I was solving a problem of set theory and applications then suddenly I faced this problem:
Let $ f: X \to Y $ be a function, and let $ B \subseteq Y $. Prove that:
\begin{align*}
f^{-1}(Y-B) = X – f^{-1}(B)
\end{align*}
I proved that:
\begin{align*}
f^{-1}(Y-B) = f^{-1}(Y) – f^{-1}(B)
\end{align*}
Now I think It is enough to show that $ f^{-1}(Y) = X $.

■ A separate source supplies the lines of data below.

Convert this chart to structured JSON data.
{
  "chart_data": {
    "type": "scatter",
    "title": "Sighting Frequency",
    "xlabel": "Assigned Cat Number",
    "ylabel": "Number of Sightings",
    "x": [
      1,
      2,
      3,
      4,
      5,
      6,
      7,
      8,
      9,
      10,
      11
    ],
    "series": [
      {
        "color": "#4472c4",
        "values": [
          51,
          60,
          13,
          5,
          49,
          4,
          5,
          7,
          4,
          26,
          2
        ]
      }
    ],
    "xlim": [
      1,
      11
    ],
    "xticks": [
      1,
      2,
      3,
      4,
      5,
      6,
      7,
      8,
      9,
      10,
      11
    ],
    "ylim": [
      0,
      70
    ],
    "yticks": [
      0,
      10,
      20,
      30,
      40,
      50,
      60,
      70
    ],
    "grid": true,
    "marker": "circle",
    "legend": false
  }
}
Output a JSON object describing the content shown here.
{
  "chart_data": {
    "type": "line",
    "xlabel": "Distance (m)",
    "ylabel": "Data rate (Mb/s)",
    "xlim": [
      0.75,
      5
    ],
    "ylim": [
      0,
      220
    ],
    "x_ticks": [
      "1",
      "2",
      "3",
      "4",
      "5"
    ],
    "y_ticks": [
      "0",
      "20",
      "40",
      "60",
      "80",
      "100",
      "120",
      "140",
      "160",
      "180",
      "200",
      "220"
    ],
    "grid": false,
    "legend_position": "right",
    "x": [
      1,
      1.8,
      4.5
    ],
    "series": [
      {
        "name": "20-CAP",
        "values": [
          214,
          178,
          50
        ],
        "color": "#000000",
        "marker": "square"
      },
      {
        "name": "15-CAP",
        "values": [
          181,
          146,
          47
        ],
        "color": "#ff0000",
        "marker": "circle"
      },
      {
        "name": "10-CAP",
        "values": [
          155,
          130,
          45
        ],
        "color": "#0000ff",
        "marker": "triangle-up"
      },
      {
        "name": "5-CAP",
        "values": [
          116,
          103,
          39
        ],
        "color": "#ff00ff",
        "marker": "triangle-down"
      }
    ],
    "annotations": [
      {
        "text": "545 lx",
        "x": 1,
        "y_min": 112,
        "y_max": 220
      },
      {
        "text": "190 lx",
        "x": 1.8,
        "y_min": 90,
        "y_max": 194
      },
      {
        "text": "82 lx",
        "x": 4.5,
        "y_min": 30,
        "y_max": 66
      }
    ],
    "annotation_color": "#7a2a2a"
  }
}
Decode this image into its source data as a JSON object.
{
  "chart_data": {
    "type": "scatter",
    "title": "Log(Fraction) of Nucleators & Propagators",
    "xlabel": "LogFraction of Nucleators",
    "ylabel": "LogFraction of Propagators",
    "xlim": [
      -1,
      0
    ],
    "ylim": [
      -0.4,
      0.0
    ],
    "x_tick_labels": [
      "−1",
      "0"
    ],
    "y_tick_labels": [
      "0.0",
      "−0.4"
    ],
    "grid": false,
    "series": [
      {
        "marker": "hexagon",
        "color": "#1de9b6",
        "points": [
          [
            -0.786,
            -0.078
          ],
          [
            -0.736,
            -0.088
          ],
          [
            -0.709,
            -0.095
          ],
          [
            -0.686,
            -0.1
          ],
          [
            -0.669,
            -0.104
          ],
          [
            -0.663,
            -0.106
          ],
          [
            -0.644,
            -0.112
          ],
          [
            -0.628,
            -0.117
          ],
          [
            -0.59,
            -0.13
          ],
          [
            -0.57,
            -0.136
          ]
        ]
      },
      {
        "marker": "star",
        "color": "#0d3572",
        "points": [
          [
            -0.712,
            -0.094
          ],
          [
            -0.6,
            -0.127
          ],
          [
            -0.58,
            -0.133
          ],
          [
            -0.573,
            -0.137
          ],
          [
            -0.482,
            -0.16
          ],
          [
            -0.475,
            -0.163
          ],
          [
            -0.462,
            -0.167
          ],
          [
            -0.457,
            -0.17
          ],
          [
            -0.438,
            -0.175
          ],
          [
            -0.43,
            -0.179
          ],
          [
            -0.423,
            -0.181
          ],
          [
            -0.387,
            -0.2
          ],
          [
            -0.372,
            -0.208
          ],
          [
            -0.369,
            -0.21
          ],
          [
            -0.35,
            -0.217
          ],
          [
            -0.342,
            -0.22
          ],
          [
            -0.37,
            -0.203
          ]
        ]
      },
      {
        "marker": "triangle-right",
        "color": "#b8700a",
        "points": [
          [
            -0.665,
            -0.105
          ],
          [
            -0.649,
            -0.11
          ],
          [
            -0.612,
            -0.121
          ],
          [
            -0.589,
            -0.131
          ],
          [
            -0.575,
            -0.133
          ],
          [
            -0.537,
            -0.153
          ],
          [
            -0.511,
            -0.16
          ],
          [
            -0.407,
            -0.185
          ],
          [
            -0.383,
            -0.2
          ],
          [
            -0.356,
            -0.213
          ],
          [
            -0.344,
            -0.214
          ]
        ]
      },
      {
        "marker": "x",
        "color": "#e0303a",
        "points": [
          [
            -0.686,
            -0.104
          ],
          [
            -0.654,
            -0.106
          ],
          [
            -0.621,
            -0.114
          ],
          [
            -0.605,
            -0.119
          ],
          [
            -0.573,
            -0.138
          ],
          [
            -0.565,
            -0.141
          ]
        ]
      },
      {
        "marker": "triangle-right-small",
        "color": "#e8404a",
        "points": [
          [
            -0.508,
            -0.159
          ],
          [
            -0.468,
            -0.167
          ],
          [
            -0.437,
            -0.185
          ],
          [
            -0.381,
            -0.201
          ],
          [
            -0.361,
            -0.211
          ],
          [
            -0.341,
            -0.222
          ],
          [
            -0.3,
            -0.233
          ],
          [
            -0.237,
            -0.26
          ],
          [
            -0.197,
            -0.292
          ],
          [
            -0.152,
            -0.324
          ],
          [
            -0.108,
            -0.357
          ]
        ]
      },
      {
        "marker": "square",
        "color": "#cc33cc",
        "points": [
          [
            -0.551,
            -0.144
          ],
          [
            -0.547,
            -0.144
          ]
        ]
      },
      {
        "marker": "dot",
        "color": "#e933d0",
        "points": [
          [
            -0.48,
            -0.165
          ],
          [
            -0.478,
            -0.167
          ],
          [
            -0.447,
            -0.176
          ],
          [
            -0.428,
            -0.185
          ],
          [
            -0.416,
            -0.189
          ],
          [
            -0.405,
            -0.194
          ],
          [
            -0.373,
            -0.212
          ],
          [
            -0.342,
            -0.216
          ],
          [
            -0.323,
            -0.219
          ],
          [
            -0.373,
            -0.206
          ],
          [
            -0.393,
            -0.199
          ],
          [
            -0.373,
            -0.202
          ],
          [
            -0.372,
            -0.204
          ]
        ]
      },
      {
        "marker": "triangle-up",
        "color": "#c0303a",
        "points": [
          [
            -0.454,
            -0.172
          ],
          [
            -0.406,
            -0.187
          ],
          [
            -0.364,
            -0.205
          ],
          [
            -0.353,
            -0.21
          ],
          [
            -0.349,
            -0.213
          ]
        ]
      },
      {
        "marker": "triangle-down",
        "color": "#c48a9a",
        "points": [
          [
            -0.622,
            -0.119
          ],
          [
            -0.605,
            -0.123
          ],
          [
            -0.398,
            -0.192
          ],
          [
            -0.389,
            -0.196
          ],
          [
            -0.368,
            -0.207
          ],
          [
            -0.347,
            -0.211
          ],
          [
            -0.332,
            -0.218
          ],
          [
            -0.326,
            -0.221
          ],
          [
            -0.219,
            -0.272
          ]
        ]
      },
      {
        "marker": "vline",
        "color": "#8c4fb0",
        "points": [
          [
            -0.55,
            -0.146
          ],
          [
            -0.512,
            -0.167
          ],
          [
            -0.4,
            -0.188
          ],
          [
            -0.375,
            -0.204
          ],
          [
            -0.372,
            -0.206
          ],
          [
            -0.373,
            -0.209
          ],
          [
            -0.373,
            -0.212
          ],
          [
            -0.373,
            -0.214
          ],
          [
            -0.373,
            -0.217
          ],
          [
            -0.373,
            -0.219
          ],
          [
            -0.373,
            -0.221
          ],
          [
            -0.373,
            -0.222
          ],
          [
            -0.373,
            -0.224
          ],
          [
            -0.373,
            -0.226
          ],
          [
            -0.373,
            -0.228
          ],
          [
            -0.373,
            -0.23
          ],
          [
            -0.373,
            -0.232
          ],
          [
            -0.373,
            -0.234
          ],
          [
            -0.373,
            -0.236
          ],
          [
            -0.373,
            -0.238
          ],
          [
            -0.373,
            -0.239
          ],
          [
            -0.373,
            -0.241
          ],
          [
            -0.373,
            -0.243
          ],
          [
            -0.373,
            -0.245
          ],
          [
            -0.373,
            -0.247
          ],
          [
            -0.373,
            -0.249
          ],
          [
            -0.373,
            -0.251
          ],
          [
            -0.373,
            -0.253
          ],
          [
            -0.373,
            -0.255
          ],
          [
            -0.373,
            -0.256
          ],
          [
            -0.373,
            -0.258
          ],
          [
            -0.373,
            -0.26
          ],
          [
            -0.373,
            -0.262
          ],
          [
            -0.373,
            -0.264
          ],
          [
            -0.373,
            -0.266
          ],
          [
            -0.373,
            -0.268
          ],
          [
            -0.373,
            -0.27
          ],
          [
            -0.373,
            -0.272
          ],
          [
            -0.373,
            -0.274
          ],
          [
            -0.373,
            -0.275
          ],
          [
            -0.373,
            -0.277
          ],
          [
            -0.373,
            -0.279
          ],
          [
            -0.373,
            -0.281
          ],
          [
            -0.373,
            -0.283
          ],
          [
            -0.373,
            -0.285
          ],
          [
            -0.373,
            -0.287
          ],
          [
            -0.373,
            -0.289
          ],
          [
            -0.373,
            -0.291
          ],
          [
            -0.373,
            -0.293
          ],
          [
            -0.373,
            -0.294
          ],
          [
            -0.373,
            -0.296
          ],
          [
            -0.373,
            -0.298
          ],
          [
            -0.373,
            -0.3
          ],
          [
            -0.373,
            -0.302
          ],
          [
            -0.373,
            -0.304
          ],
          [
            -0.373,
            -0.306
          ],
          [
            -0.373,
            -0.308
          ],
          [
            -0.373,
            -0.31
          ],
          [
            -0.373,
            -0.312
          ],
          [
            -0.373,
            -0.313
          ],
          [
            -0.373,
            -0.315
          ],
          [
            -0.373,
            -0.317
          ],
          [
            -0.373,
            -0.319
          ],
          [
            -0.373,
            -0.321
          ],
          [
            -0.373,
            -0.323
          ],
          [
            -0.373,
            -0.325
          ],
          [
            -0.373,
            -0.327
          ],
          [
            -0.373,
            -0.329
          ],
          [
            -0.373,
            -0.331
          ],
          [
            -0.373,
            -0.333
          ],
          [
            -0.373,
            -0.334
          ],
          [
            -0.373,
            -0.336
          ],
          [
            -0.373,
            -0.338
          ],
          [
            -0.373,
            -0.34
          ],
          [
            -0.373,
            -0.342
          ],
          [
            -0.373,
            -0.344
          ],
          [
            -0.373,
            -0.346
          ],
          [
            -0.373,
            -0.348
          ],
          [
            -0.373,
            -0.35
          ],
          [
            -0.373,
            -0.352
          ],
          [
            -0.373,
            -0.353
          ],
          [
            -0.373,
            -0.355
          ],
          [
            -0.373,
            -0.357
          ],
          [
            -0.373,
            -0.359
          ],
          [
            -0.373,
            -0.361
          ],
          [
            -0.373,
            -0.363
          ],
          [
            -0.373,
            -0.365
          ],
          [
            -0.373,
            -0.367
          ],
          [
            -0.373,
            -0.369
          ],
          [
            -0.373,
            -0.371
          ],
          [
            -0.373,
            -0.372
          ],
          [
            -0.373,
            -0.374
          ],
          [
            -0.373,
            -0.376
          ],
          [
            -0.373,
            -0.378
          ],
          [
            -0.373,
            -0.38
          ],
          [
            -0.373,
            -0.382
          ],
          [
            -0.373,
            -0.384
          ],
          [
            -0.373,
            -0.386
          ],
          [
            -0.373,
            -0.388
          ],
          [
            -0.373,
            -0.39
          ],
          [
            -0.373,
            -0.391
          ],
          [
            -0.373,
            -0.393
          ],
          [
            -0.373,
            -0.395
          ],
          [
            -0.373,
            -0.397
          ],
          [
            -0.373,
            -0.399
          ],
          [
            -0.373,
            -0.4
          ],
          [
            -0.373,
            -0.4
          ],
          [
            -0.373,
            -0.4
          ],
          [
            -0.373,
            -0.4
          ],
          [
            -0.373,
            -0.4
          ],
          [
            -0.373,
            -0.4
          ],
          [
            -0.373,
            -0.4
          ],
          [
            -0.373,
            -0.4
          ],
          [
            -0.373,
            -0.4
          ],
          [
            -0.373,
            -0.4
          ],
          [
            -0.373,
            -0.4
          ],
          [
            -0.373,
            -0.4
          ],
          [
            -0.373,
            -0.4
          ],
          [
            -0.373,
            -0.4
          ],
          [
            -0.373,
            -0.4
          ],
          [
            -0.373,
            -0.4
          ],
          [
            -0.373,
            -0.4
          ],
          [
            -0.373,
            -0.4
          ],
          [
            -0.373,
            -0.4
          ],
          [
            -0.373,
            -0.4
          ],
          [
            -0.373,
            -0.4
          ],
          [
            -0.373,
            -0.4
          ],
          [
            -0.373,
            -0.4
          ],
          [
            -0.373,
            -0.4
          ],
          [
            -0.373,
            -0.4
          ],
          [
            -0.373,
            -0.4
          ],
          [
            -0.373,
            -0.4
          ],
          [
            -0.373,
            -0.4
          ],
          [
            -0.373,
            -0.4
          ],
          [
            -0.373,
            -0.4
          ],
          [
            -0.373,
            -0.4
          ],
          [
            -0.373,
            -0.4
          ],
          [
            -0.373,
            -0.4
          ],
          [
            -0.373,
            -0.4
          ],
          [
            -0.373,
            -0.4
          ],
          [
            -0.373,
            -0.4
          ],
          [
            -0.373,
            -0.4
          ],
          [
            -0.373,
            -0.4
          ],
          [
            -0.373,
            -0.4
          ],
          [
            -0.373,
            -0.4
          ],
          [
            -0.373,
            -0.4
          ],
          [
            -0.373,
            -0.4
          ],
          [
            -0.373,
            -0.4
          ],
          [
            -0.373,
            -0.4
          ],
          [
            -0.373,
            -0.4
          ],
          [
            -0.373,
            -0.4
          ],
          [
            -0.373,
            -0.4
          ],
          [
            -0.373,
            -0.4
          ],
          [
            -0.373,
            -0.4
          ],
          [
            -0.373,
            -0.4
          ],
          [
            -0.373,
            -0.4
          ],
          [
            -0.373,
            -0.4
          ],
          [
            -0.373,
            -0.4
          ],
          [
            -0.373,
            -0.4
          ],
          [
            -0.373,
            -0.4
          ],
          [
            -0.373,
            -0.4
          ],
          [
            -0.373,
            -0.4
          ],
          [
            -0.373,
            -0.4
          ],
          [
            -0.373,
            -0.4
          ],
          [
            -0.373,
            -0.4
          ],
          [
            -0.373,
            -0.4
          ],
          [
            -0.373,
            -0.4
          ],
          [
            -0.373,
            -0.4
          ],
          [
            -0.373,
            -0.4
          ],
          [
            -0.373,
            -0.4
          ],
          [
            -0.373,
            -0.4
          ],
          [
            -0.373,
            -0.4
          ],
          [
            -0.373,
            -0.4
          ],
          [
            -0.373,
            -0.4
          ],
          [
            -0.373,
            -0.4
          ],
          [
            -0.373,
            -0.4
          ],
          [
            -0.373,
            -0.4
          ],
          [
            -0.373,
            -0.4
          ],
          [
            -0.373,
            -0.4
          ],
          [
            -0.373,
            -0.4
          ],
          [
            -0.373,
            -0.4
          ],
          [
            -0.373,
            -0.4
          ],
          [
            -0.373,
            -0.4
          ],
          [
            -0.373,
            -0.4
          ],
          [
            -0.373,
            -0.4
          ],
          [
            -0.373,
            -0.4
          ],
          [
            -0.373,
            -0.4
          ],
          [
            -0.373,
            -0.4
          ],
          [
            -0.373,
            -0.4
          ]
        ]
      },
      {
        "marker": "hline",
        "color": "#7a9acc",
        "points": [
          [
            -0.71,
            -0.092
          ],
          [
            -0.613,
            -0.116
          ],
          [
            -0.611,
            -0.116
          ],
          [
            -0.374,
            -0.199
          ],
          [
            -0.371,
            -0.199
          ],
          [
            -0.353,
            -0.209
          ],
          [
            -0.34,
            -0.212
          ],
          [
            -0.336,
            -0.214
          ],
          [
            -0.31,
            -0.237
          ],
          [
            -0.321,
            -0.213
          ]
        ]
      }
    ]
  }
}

A friend of mine told me that the equality $ f^{-1}(Y) = X $ is always true, but I have doubt. What does that mean? Is it really true that the pre-image of a co-domain is always the domain?! if not what is the counterexample?
Best Answer
Let $x\in f^{-1}(Y-B)$ then $\exists$some $y\in Y-B$ such that $y=f(x)$ Now $f(x)\notin B$ so $x\notin f^{-1}(B)$ so $x \in X-f^{-1}(B)$.Now conversely$x\notin f^{-1}(B)$ implies $f(x)\notin B$ so $f(x)\in Y-B$ thus $x\in f^{-1}(Y-B)$.Trivial case where $f^{-1}(Y-B)$ is empty is not discussed.I think you can do it from above. And for your doubt,check the definition, $f^{-1}(Y)=\{x\in X : f(x) \in Y\}$ which is obviuously $X$,because for any element of $X$,the property is true.